Alf Waterman
- Full name: Alfred Clarence Waterman
- Born: 31 December 1903 Epsom, Auckland, New Zealand
- Died: 22 October 1997 (aged 93) Whangārei, New Zealand
- Height: 173 cm (5 ft 8 in)
- Weight: 70 kg (11 st 0 lb)
- School: Auckland Grammar School

Rugby union career
- Position: Wing

Provincial / State sides
- Years: Team / Apps / (Points)
- 1928–29: North Auckland

International career
- Years: Team / Apps / (Points)
- 1929: New Zealand / 2 / (0)

= Alf Waterman =

NZ international rugby union player (1903-1997)

Alfred Clarence Waterman (31 December 1903 — 22 October 1997) was a New Zealand international rugby union player active in the 1920s.

A diminutive wing three-quarter, Waterman was an Auckland Grammar School 1st XV player in 1920.

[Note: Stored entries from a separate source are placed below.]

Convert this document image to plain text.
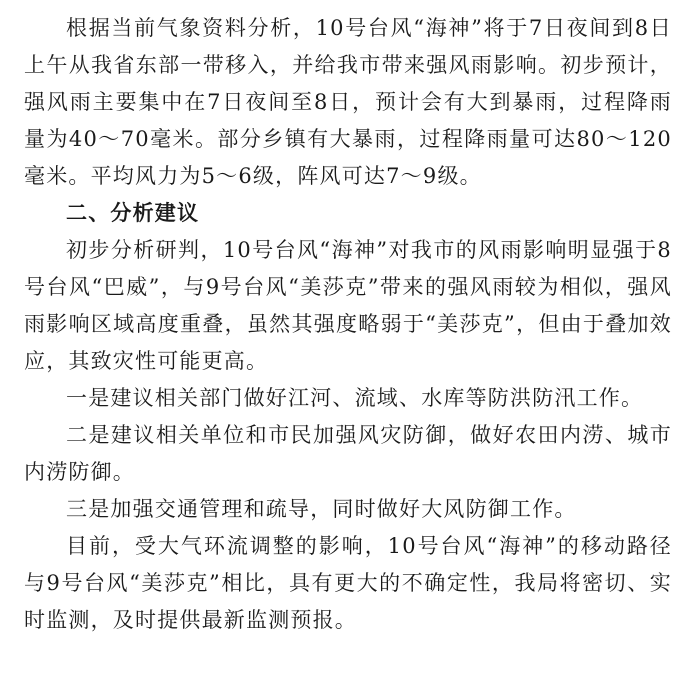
根据当前气象资料分析，10号台风“海神”将于7日夜间到8日上午从我省东部一带移入，并给我市带来强风雨影响。初步预计，强风雨主要集中在7日夜间至8日，预计会有大到暴雨，过程降雨量为40～70毫米。部分乡镇有大暴雨，过程降雨量可达80～120毫米。平均风力为5～6级，阵风可达7～9级。

二、分析建议

初步分析研判，10号台风“海神”对我市的风雨影响明显强于8号台风“巴威”，与9号台风“美莎克”带来的强风雨较为相似，强风雨影响区域高度重叠，虽然其强度略弱于“美莎克”，但由于叠加效应，其致灾性可能更高。

一是建议相关部门做好江河、流域、水库等防洪防汛工作。

二是建议相关单位和市民加强风灾防御，做好农田内涝、城市内涝防御。

三是加强交通管理和疏导，同时做好大风防御工作。

目前，受大气环流调整的影响，10号台风“海神”的移动路径与9号台风“美莎克”相比，具有更大的不确定性，我局将密切、实时监测，及时提供最新监测预报。
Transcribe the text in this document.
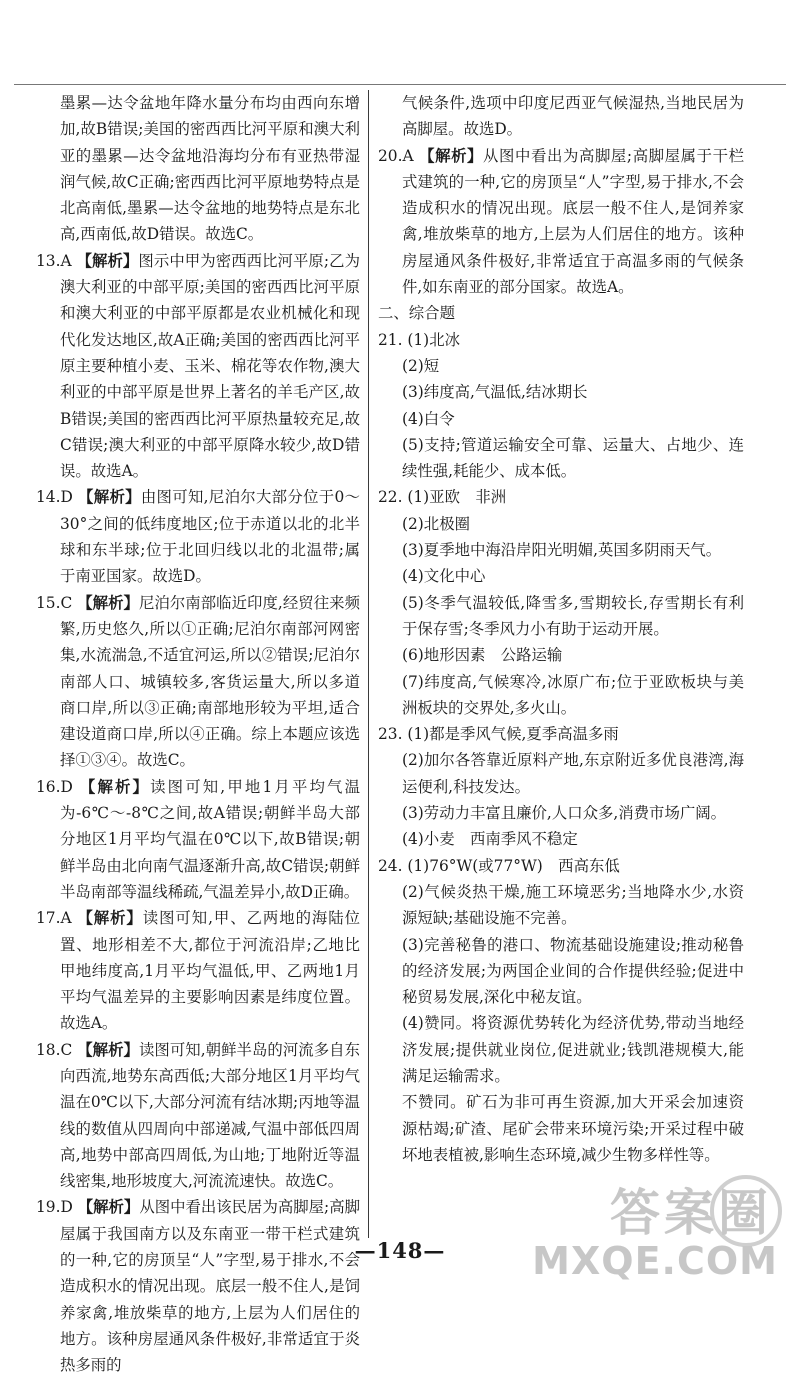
墨累—达令盆地年降水量分布均由西向东增加,故B错误;美国的密西西比河平原和澳大利亚的墨累—达令盆地沿海均分布有亚热带湿润气候,故C正确;密西西比河平原地势特点是北高南低,墨累—达令盆地的地势特点是东北高,西南低,故D错误。故选C。

13.A 【解析】图示中甲为密西西比河平原;乙为澳大利亚的中部平原;美国的密西西比河平原和澳大利亚的中部平原都是农业机械化和现代化发达地区,故A正确;美国的密西西比河平原主要种植小麦、玉米、棉花等农作物,澳大利亚的中部平原是世界上著名的羊毛产区,故B错误;美国的密西西比河平原热量较充足,故C错误;澳大利亚的中部平原降水较少,故D错误。故选A。

14.D 【解析】由图可知,尼泊尔大部分位于0～30°之间的低纬度地区;位于赤道以北的北半球和东半球;位于北回归线以北的北温带;属于南亚国家。故选D。

15.C 【解析】尼泊尔南部临近印度,经贸往来频繁,历史悠久,所以①正确;尼泊尔南部河网密集,水流湍急,不适宜河运,所以②错误;尼泊尔南部人口、城镇较多,客货运量大,所以多道商口岸,所以③正确;南部地形较为平坦,适合建设道商口岸,所以④正确。综上本题应该选择①③④。故选C。

16.D 【解析】读图可知,甲地1月平均气温为-6℃～-8℃之间,故A错误;朝鲜半岛大部分地区1月平均气温在0℃以下,故B错误;朝鲜半岛由北向南气温逐渐升高,故C错误;朝鲜半岛南部等温线稀疏,气温差异小,故D正确。

17.A 【解析】读图可知,甲、乙两地的海陆位置、地形相差不大,都位于河流沿岸;乙地比甲地纬度高,1月平均气温低,甲、乙两地1月平均气温差异的主要影响因素是纬度位置。故选A。

18.C 【解析】读图可知,朝鲜半岛的河流多自东向西流,地势东高西低;大部分地区1月平均气温在0℃以下,大部分河流有结冰期;丙地等温线的数值从四周向中部递减,气温中部低四周高,地势中部高四周低,为山地;丁地附近等温线密集,地形坡度大,河流流速快。故选C。

19.D 【解析】从图中看出该民居为高脚屋;高脚屋属于我国南方以及东南亚一带干栏式建筑的一种,它的房顶呈“人”字型,易于排水,不会造成积水的情况出现。底层一般不住人,是饲养家禽,堆放柴草的地方,上层为人们居住的地方。该种房屋通风条件极好,非常适宜于炎热多雨的

气候条件,选项中印度尼西亚气候湿热,当地民居为高脚屋。故选D。

20.A 【解析】从图中看出为高脚屋;高脚屋属于干栏式建筑的一种,它的房顶呈“人”字型,易于排水,不会造成积水的情况出现。底层一般不住人,是饲养家禽,堆放柴草的地方,上层为人们居住的地方。该种房屋通风条件极好,非常适宜于高温多雨的气候条件,如东南亚的部分国家。故选A。

二、综合题

21. (1)北冰

(2)短

(3)纬度高,气温低,结冰期长

(4)白令

(5)支持;管道运输安全可靠、运量大、占地少、连续性强,耗能少、成本低。

22. (1)亚欧　非洲

(2)北极圈

(3)夏季地中海沿岸阳光明媚,英国多阴雨天气。

(4)文化中心

(5)冬季气温较低,降雪多,雪期较长,存雪期长有利于保存雪;冬季风力小有助于运动开展。

(6)地形因素　公路运输

(7)纬度高,气候寒冷,冰原广布;位于亚欧板块与美洲板块的交界处,多火山。

23. (1)都是季风气候,夏季高温多雨

(2)加尔各答靠近原料产地,东京附近多优良港湾,海运便利,科技发达。

(3)劳动力丰富且廉价,人口众多,消费市场广阔。

(4)小麦　西南季风不稳定

24. (1)76°W(或77°W)　西高东低

(2)气候炎热干燥,施工环境恶劣;当地降水少,水资源短缺;基础设施不完善。

(3)完善秘鲁的港口、物流基础设施建设;推动秘鲁的经济发展;为两国企业间的合作提供经验;促进中秘贸易发展,深化中秘友谊。

(4)赞同。将资源优势转化为经济优势,带动当地经济发展;提供就业岗位,促进就业;钱凯港规模大,能满足运输需求。

不赞同。矿石为非可再生资源,加大开采会加速资源枯竭;矿渣、尾矿会带来环境污染;开采过程中破坏地表植被,影响生态环境,减少生物多样性等。

—148—
答案圈
MXQE.COM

Waterman was based during his career in Whangārei, having moved there to take up work as a post office technician. His union, North Auckland, had a sparse fixture list and Waterman didn't play representative rugby until 1928. A strong performance against Auckland earned Waterman an All Blacks trial and he won a place on the 1929 tour of Australia. He scored four tries in an early tour match against Newcastle, aiding his selection for the opening Test in Sydney.